One of the key highlights of this period is the improvement in income diversification, driven by the growth of gross rents, on a Like-for-Like basis, in the hotel (+22.9%) and residential (+23.6%) segments compared to 2022. Gross rents have shown positive variations in all categories, except Retail, due to the divestment of non-strategic assets.

On average, the operational asset portfolio maintained an occupancy rate of 83% in the first half of 2023, marking a slight decrease of 2.5% compared to the first quarter of 2023, primarily due to a law firm vacating the Obenque office building in Madrid, and the divestment of the San Onofre property. However, the average lease contract duration has significantly increased to 6.8 years due to the mandatory compliance periods of the new lease agreements.
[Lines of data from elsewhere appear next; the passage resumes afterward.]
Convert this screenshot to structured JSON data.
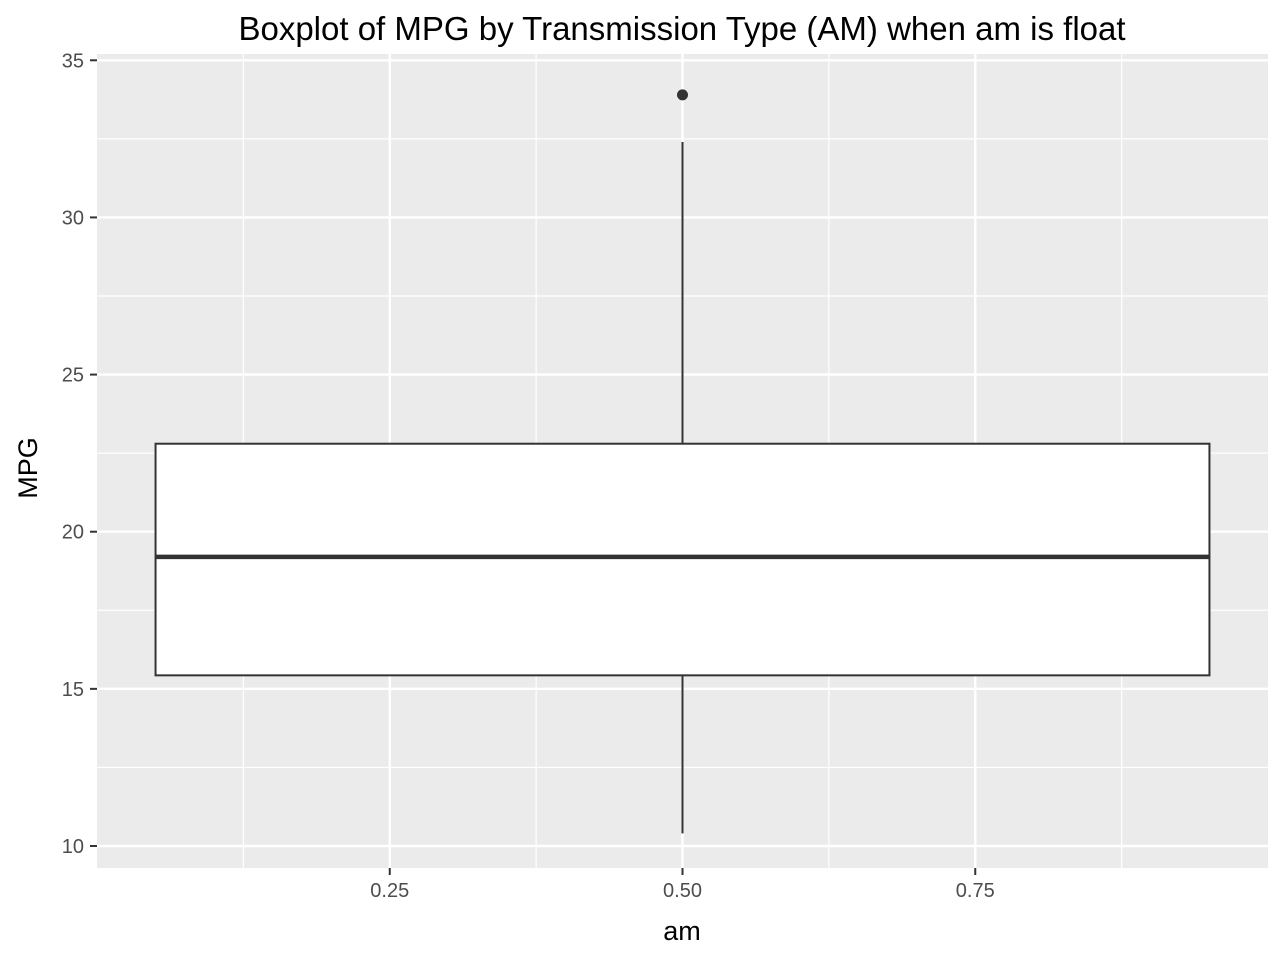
{
  "chart_data": {
    "type": "boxplot",
    "title": "Boxplot of MPG by Transmission Type (AM) when am is float",
    "xlabel": "am",
    "ylabel": "MPG",
    "xlim": [
      0.0,
      1.0
    ],
    "ylim": [
      9.3,
      35.2
    ],
    "x_ticks": [
      0.25,
      0.5,
      0.75
    ],
    "x_tick_labels": [
      "0.25",
      "0.50",
      "0.75"
    ],
    "y_ticks": [
      10,
      15,
      20,
      25,
      30,
      35
    ],
    "y_tick_labels": [
      "10",
      "15",
      "20",
      "25",
      "30",
      "35"
    ],
    "grid": true,
    "legend": "none",
    "box": {
      "x_center": 0.5,
      "x_min": 0.05,
      "x_max": 0.95,
      "whisker_low": 10.4,
      "q1": 15.43,
      "median": 19.2,
      "q3": 22.8,
      "whisker_high": 32.4,
      "outliers": [
        33.9
      ]
    },
    "colors": {
      "panel": "#ebebeb",
      "grid": "#ffffff",
      "box_fill": "#ffffff",
      "box_line": "#333333",
      "tick_text": "#4d4d4d"
    }
  }
}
In financial terms, in the first half of 2023, the SOCIMI achieved funds from operations (FFO) of 1.4 million euros, lower than the same period last year due to the increase in interest rates. The accounting EBITDA remained positive at 8.2 million euros, showing a slight decline compared to 2022. Concurrently, the result for this period amounted to -10.4 million euros, attributed to the independent expert’s valuation effect. In terms of valuation, there has been a comparable adjustment of -1.60%, resulting from the external valuer’s higher discount rates due to rising interest rates. Coupled with the nearly 40 million euros of sales during the period, this adjustment has led to a negative accounting impact.
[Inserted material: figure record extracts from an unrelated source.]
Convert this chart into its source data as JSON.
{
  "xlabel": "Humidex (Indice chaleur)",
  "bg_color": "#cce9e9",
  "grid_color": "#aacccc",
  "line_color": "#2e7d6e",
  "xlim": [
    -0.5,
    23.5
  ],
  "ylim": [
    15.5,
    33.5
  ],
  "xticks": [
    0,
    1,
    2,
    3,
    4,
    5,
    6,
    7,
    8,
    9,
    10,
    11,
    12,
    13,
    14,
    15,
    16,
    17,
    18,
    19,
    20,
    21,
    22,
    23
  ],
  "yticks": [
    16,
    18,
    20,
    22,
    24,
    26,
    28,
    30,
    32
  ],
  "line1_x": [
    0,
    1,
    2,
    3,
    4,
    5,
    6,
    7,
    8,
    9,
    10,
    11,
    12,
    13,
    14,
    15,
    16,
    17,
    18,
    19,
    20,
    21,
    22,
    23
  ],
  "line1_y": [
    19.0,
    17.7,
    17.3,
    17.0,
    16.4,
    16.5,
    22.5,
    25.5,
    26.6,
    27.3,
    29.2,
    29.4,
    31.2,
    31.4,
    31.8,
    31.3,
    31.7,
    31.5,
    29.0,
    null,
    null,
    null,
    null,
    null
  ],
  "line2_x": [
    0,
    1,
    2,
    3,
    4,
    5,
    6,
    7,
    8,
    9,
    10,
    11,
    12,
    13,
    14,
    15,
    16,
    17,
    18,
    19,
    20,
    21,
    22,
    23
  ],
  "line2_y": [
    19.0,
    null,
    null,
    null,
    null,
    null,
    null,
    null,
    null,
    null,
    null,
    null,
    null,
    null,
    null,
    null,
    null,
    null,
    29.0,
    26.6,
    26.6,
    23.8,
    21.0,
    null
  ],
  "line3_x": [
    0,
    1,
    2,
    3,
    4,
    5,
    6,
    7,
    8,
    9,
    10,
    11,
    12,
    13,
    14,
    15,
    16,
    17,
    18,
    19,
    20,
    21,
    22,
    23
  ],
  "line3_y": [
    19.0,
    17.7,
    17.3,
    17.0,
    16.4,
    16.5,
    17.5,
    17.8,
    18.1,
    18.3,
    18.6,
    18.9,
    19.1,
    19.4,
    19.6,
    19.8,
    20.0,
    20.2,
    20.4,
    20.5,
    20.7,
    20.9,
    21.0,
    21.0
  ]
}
Furthermore, the net financial debt stood at 258 million euros as of the end of June 2023, resulting in a Loan to Value ratio of 37.6%, a decrease of 200 basis points from the end of the 2022 period.
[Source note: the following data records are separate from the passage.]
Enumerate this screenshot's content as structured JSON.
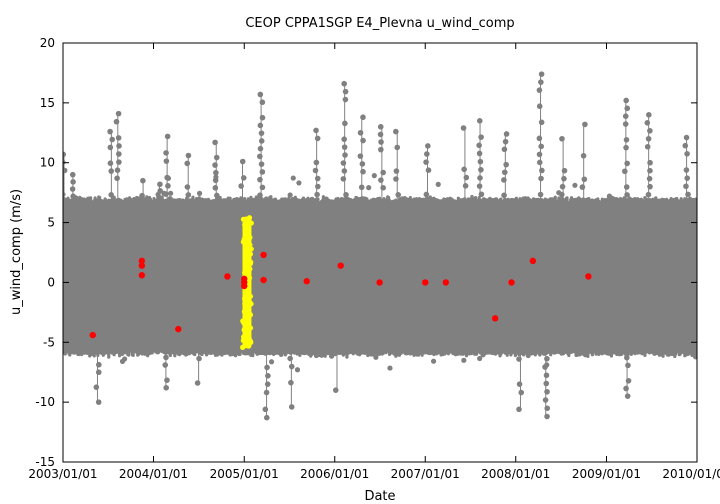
{
  "chart_data": {
    "type": "scatter",
    "title": "CEOP CPPA1SGP E4_Plevna  u_wind_comp",
    "xlabel": "Date",
    "ylabel": "u_wind_comp (m/s)",
    "xlim": [
      "2003/01/01",
      "2010/01/01"
    ],
    "ylim": [
      -15,
      20
    ],
    "x_tick_labels": [
      "2003/01/01",
      "2004/01/01",
      "2005/01/01",
      "2006/01/01",
      "2007/01/01",
      "2008/01/01",
      "2009/01/01",
      "2010/01/01"
    ],
    "y_ticks": [
      -15,
      -10,
      -5,
      0,
      5,
      10,
      15,
      20
    ],
    "grid": false,
    "legend": "none",
    "colors": {
      "main": "#808080",
      "highlight": "#ffff00",
      "points": "#ff0000",
      "frame": "#000000"
    },
    "series": [
      {
        "color": "#808080",
        "typical_range": [
          -6,
          7
        ],
        "peaks": [
          {
            "x": "2003/01/05",
            "y": 10.7
          },
          {
            "x": "2003/02/10",
            "y": 9.0
          },
          {
            "x": "2003/05/20",
            "y": -10.0
          },
          {
            "x": "2003/07/15",
            "y": 12.6
          },
          {
            "x": "2003/08/10",
            "y": 14.1
          },
          {
            "x": "2003/11/20",
            "y": 8.5
          },
          {
            "x": "2004/01/25",
            "y": 8.2
          },
          {
            "x": "2004/02/20",
            "y": -8.8
          },
          {
            "x": "2004/02/25",
            "y": 12.2
          },
          {
            "x": "2004/05/20",
            "y": 10.6
          },
          {
            "x": "2004/07/01",
            "y": -8.4
          },
          {
            "x": "2004/09/10",
            "y": 11.7
          },
          {
            "x": "2004/12/25",
            "y": 10.1
          },
          {
            "x": "2005/03/10",
            "y": 15.7
          },
          {
            "x": "2005/04/01",
            "y": -11.3
          },
          {
            "x": "2005/07/10",
            "y": -10.4
          },
          {
            "x": "2005/10/20",
            "y": 12.7
          },
          {
            "x": "2006/01/10",
            "y": -9.0
          },
          {
            "x": "2006/02/10",
            "y": 16.6
          },
          {
            "x": "2006/04/20",
            "y": 13.8
          },
          {
            "x": "2006/07/10",
            "y": 13.0
          },
          {
            "x": "2006/09/10",
            "y": 12.6
          },
          {
            "x": "2007/01/10",
            "y": 11.4
          },
          {
            "x": "2007/06/10",
            "y": 12.9
          },
          {
            "x": "2007/08/10",
            "y": 13.5
          },
          {
            "x": "2007/11/20",
            "y": 12.4
          },
          {
            "x": "2008/01/20",
            "y": -10.6
          },
          {
            "x": "2008/04/10",
            "y": 17.4
          },
          {
            "x": "2008/05/01",
            "y": -11.2
          },
          {
            "x": "2008/07/10",
            "y": 12.0
          },
          {
            "x": "2008/10/01",
            "y": 13.2
          },
          {
            "x": "2009/03/20",
            "y": 15.2
          },
          {
            "x": "2009/03/25",
            "y": -9.5
          },
          {
            "x": "2009/06/20",
            "y": 14.0
          },
          {
            "x": "2009/11/20",
            "y": 12.1
          }
        ]
      },
      {
        "color": "#ffff00",
        "x_range": [
          "2004/12/25",
          "2005/01/30"
        ],
        "y_range": [
          -5.5,
          5.5
        ]
      },
      {
        "color": "#ff0000",
        "points": [
          {
            "x": "2003/05/01",
            "y": -4.4
          },
          {
            "x": "2003/11/15",
            "y": 1.8
          },
          {
            "x": "2003/11/15",
            "y": 1.4
          },
          {
            "x": "2003/11/15",
            "y": 0.6
          },
          {
            "x": "2004/04/10",
            "y": -3.9
          },
          {
            "x": "2004/10/25",
            "y": 0.5
          },
          {
            "x": "2005/01/01",
            "y": 0.3
          },
          {
            "x": "2005/01/01",
            "y": 0.0
          },
          {
            "x": "2005/01/01",
            "y": -0.3
          },
          {
            "x": "2005/03/20",
            "y": 2.3
          },
          {
            "x": "2005/03/20",
            "y": 0.2
          },
          {
            "x": "2005/09/10",
            "y": 0.1
          },
          {
            "x": "2006/01/25",
            "y": 1.4
          },
          {
            "x": "2006/07/01",
            "y": 0.0
          },
          {
            "x": "2007/01/01",
            "y": 0.0
          },
          {
            "x": "2007/03/25",
            "y": 0.0
          },
          {
            "x": "2007/10/10",
            "y": -3.0
          },
          {
            "x": "2007/12/15",
            "y": 0.0
          },
          {
            "x": "2008/03/10",
            "y": 1.8
          },
          {
            "x": "2008/10/20",
            "y": 0.5
          }
        ]
      }
    ]
  }
}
Rotation of non-strategic assets and shareholder value generation

During the first semester of 2023, SILICIUS initiated the execution of a strategic plan for asset rotation and shareholder value generation, which is based on selling assets above valuation and amortizing higher-cost financial liabilities. This initiative has materialized until June through the sale of three assets — totaling 39.1 million euros — and a commitment to sell an additional one (four in total), through transactions that exceed the last RICS property valuation by 5.5%.

These operations have allowed the mortgage debt associated with these assets to be paid off and the Loan to Value (LTV) ratio to be reduced to 37.6%.
No new acquisitions have taken place during this period. As a result, SILICIUS concludes this first semester of the year with a Gross Asset Value (GAV) of 662.6 million euros. On a Like-for-Like basis, the GAV has decreased by 1.7% compared to the previous year, driven by rising Exit Yields and return rates due to the increase in interest rates.

Specifically, as of June 30, 2023, the company had a portfolio consisting of 39 assets, which are distributed in terms of their value base as follows: 33% hotels, 24% shopping centers, 17% offices, 16% residential, and 9% logistics. Of all these, 45% of the assets that make up the GAV were located in Madrid.

Subsequent to the end of the period, in July 2023, SILICIUS formalized the sale of 100% of its equity interests in Atalaya Superficies Comerciales, a company specialized in the promotion and management of commercial parks, with assets in Salamanca and Pamplona. The company’s stake until June 31, 2023, was 21.87%. The sale price was 3.88 million euros, equal to NAV, resulting in a gross profit of 29% since its entry in 2019.